NELF stabilizes Pol II pausing and transcription at promoters and enhancers. (A) Schematic of treatments of 30 and 60 min before PRO-seq analysis (top), and regions of each defined DNA element in the following analysis (bottom). (B) Metaplot of scaled protein-coding genes’ PRO-seq signal relative to TSSs and TESs. (C) Metaplot of PRO-seq signal at TSSs. The highlighted region marks the proximal-pausing region. Statistical testing was performed using Wilcoxon and paired t-tests with similar results. (D) Genome browser shot of TSS regions of example pluripotency genes. The highlighted region marks the proximal-pausing region. (E) Metaplot of PRO-seq signal at genes >200 kb. (F) Log₂ fold change of PRO-seq signal at TSSs calculated using DEseq2. (G) Bar plot showing the percentage of up, down, and unchanged loci in F. Padj of 0.05 was used as a cutoff. (H) Log₂ fold change of PRO-seq signal at gene bodies calculated using DEseq2. (I) Bar plot showing the percentage of up, down, and unchanged loci in H. Padj of 0.05 was used as a cutoff. (J) Violin plot of TSS log₂ fold change data in F separated by enhancer versus protein-coding gene TSSs. Plots show mean, 25th percentile, and 75th percentile inside each violin plot. Statistical testing was performed using Wilcoxon and paired t-tests with similar results. (K) Genome browser shot of an example enhancer signal across treatments.

Figure 5.

NELF balances gene induction and repression during pluripotency transitions. (A, top) Schematic of experiment and analysis time points. (Bottom) Schematic of NELFB protein levels during the experiment following transient depletion. (B, left) Log₂ fold change of PRO-seq data for gene expression between 0 and 48 h, which was used to define naïve genes, formative genes, and shared genes. (Right) Heat map of log₂ fold change of known naïve and formative markers. (C) Mean normalized PRO-seq reads per gene in each gene class during the transition. Full data range is shown in Supplemental Figure S5A, and heat maps are in Supplemental Figure S5B. (D) Log₂ fold change of PRO-seq data for gene expression at each time point of the analysis using DEseq2. (E) Mean log₂ fold change of PRO-seq data for gene expression at each time point of the analysis per gene group. Full data range is shown in Supplemental Figure S5C. (F) Normalized gene expression/reads from PRO-seq data at candidate genes and their associated enhancers during the transition protocol. Other genes are shown in Supplemental Figure S5F.

Figure 6.

NELF is recruited to chromatin during pluripotency transitions. (A) Chromatin fraction Western blot of cells during pluripotency transitions. (B) Quantification of NELFB in chromatin and whole-cell lysates during pluripotency transitions. Statistical testing was performed using a t-test.
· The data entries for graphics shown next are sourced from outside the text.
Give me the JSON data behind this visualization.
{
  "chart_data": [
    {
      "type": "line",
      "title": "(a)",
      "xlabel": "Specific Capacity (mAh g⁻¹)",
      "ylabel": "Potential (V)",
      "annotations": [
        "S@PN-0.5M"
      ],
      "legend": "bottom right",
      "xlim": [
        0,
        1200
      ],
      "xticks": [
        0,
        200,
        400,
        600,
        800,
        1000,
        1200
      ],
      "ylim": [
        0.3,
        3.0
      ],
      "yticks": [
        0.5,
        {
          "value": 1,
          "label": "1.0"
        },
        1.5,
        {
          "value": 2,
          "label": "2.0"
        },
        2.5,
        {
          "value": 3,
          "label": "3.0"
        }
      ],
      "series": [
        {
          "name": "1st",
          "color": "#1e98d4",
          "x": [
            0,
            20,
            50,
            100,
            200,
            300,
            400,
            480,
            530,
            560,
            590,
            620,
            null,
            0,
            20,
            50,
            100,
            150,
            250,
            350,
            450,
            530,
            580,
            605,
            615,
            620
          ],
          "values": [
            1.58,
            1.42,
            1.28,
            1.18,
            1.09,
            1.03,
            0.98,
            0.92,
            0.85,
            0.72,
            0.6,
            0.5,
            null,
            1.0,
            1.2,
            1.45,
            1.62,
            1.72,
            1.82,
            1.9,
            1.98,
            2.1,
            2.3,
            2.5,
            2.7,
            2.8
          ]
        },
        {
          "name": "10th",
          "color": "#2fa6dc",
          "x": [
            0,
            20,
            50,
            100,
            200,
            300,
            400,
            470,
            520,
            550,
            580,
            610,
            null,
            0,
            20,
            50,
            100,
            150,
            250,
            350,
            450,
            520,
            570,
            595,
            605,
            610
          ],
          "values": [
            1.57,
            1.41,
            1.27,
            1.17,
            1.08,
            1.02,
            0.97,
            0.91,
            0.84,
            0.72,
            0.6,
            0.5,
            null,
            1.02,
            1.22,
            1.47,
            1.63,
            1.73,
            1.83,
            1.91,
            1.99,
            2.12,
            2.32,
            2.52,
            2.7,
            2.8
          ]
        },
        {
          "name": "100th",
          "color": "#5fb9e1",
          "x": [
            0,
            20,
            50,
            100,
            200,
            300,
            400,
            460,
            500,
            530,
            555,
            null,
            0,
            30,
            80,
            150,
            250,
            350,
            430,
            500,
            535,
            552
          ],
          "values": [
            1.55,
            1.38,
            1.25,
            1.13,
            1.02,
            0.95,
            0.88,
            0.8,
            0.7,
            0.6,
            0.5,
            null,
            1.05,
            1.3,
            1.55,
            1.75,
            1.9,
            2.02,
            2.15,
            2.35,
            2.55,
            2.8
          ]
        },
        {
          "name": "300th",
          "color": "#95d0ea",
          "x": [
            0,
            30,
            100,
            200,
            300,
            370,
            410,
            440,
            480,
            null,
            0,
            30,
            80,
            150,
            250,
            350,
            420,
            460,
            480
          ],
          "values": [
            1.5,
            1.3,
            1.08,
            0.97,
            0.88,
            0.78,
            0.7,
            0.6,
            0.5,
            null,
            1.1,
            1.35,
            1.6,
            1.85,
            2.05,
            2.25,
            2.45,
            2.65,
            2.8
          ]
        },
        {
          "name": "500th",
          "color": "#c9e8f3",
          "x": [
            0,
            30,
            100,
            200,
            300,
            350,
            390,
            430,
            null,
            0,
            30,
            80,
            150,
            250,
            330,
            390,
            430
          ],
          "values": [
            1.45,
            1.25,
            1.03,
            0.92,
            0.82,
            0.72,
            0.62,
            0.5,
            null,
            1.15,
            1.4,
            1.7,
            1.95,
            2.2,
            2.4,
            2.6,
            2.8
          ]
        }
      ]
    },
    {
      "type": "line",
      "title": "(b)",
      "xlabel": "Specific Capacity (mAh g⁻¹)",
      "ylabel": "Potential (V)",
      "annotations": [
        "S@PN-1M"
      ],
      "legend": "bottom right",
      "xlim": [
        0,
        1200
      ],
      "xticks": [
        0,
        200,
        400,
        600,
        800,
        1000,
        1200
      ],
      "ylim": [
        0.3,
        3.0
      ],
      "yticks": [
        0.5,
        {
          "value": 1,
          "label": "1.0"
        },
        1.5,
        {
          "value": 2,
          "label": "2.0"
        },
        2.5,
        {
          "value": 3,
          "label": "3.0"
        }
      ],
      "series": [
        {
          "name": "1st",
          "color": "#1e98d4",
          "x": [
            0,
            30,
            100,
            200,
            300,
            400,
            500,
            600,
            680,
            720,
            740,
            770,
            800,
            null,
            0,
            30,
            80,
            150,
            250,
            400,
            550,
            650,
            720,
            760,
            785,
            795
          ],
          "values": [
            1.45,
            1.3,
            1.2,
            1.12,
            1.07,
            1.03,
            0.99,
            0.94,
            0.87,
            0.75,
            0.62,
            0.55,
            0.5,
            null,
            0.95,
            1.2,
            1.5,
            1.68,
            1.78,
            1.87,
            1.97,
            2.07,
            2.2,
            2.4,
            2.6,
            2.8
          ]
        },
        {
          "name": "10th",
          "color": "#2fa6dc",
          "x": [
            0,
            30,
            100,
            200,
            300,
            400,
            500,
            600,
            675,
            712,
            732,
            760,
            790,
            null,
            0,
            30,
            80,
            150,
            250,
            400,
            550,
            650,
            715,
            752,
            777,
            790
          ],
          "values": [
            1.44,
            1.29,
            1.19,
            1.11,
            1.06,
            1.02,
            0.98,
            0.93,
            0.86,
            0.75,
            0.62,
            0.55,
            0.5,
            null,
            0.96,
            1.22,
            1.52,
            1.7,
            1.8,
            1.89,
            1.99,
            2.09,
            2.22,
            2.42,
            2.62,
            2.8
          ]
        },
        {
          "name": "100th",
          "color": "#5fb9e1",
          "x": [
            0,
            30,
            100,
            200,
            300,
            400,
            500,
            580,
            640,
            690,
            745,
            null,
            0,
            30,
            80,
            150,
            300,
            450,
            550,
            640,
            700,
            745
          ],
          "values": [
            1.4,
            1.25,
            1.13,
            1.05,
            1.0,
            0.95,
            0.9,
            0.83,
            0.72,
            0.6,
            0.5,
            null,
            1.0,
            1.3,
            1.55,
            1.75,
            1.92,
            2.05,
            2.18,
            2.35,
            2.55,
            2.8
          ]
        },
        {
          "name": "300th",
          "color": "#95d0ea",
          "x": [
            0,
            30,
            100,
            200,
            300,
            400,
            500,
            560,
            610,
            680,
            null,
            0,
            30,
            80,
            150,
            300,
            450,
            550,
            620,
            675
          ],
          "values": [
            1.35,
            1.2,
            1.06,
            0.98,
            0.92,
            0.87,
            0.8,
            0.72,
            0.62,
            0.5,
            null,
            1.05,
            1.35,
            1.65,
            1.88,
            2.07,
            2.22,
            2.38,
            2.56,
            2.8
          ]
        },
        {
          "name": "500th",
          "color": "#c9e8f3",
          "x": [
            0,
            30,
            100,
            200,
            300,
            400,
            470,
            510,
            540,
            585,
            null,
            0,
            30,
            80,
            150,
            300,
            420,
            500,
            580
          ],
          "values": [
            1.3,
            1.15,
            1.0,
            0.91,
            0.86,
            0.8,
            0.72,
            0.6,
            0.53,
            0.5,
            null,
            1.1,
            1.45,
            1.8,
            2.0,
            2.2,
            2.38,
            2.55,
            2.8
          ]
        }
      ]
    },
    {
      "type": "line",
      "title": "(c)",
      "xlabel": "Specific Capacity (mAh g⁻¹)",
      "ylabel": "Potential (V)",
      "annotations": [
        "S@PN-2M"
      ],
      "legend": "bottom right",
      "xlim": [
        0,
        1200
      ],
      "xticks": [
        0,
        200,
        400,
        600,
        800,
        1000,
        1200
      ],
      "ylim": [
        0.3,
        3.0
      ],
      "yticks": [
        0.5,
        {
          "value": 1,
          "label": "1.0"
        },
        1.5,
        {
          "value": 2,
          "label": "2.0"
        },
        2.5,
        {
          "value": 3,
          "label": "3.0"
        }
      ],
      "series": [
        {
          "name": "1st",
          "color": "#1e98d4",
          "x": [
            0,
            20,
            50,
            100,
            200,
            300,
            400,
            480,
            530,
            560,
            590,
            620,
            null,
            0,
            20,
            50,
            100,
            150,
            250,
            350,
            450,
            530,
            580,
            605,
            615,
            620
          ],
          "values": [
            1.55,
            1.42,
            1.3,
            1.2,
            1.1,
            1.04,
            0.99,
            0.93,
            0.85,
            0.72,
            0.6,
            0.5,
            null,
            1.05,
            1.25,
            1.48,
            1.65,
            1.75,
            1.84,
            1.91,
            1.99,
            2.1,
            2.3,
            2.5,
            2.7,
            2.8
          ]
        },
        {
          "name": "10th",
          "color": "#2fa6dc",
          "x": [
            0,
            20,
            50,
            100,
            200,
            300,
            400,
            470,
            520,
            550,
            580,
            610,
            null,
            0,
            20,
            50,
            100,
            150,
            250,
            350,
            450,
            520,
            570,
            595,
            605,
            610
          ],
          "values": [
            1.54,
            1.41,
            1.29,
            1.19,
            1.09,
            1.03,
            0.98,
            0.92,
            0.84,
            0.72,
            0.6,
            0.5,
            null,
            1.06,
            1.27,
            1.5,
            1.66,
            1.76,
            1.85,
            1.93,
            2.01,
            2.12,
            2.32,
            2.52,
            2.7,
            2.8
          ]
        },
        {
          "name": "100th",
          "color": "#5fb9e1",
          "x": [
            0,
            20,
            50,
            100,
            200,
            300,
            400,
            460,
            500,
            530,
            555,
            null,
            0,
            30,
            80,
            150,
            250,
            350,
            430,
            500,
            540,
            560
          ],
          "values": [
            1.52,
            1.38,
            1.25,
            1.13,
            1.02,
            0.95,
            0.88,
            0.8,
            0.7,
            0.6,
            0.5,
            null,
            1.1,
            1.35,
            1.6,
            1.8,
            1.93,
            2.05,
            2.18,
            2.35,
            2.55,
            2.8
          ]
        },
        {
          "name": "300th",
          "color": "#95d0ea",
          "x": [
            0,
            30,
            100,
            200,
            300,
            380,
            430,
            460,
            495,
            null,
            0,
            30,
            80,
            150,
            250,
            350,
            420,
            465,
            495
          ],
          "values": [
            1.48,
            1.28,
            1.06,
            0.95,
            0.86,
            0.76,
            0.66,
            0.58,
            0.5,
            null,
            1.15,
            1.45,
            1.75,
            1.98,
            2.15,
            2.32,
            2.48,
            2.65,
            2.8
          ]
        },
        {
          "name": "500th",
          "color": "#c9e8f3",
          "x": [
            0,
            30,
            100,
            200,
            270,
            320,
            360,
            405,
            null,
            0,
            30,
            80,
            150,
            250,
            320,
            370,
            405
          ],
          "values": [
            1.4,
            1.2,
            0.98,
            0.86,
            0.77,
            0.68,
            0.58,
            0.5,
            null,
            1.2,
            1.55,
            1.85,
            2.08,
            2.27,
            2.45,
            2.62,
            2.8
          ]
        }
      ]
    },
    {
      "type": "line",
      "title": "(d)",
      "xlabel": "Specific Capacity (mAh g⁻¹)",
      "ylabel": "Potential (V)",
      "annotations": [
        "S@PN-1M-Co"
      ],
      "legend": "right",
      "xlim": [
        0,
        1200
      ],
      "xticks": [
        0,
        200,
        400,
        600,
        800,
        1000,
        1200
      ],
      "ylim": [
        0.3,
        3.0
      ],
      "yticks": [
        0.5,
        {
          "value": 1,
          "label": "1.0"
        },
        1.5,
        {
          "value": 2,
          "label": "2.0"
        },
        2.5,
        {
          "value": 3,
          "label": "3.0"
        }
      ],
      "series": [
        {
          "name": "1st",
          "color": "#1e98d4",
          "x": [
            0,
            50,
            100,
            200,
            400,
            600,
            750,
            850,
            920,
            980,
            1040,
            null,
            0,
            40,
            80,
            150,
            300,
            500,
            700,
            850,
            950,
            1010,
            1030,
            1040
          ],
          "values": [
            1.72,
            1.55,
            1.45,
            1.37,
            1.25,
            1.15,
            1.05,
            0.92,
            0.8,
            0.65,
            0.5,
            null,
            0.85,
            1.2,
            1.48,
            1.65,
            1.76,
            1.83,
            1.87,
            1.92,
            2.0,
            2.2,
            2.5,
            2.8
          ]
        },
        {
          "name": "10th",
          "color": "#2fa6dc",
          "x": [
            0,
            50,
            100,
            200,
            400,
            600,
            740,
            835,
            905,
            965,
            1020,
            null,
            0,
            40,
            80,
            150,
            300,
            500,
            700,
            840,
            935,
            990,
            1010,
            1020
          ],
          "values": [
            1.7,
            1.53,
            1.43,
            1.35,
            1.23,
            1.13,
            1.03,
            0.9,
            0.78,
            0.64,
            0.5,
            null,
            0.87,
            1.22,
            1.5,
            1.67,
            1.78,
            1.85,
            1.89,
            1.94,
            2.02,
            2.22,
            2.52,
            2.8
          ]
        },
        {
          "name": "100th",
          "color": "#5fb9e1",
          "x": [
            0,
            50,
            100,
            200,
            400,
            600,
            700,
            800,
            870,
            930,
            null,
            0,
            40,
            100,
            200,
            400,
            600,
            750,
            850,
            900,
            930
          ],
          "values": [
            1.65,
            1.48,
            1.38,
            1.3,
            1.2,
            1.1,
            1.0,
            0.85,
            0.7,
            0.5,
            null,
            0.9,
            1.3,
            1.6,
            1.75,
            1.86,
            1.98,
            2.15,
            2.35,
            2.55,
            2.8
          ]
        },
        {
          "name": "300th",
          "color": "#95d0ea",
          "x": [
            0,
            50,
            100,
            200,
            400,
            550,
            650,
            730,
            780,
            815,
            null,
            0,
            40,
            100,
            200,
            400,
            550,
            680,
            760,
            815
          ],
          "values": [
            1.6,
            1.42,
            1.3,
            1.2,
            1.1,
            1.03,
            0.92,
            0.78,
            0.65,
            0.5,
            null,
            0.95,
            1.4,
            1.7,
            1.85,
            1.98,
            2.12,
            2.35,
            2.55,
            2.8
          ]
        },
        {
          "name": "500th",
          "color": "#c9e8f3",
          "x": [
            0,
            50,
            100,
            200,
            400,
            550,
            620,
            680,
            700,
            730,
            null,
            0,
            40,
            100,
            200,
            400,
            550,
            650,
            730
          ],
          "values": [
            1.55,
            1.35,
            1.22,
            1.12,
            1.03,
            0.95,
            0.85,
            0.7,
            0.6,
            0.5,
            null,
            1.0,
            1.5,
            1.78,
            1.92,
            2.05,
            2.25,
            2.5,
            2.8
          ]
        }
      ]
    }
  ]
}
Each time point includes two biological replicates. (C) Imaging of NELFE-EGFP in naïve, formative, and randomly differentiated mESCs. (Top) Schematic of the experiment. (Bottom) Images of select time points. (D) Violin plot of the number of NELF bodies per nucleus in conditions presented in C. Statistical testing was performed using a t-test. Mean, 25th percentile, and 75th percentile are shown inside each violin plot. (E) Heat map and metaplot of NELFB ChIP-seq signal at the promoters of select gene groups, as defined previously. (F) Quantification of cumulative NELFB and NELFE signal across replicates at each gene group shown in E. Statistical testing was performed using a Wilcoxon test. (G) Genome browser shots of candidate genes representing each group in E and F showing NELFB ChIP-seq signal.

Figure 7.

Model of Pol II pausing function during fate transitions. (A) Schematic of Pol II pausing function at the cellular level. (B) Schematic of Pol II pausing function at the molecular level.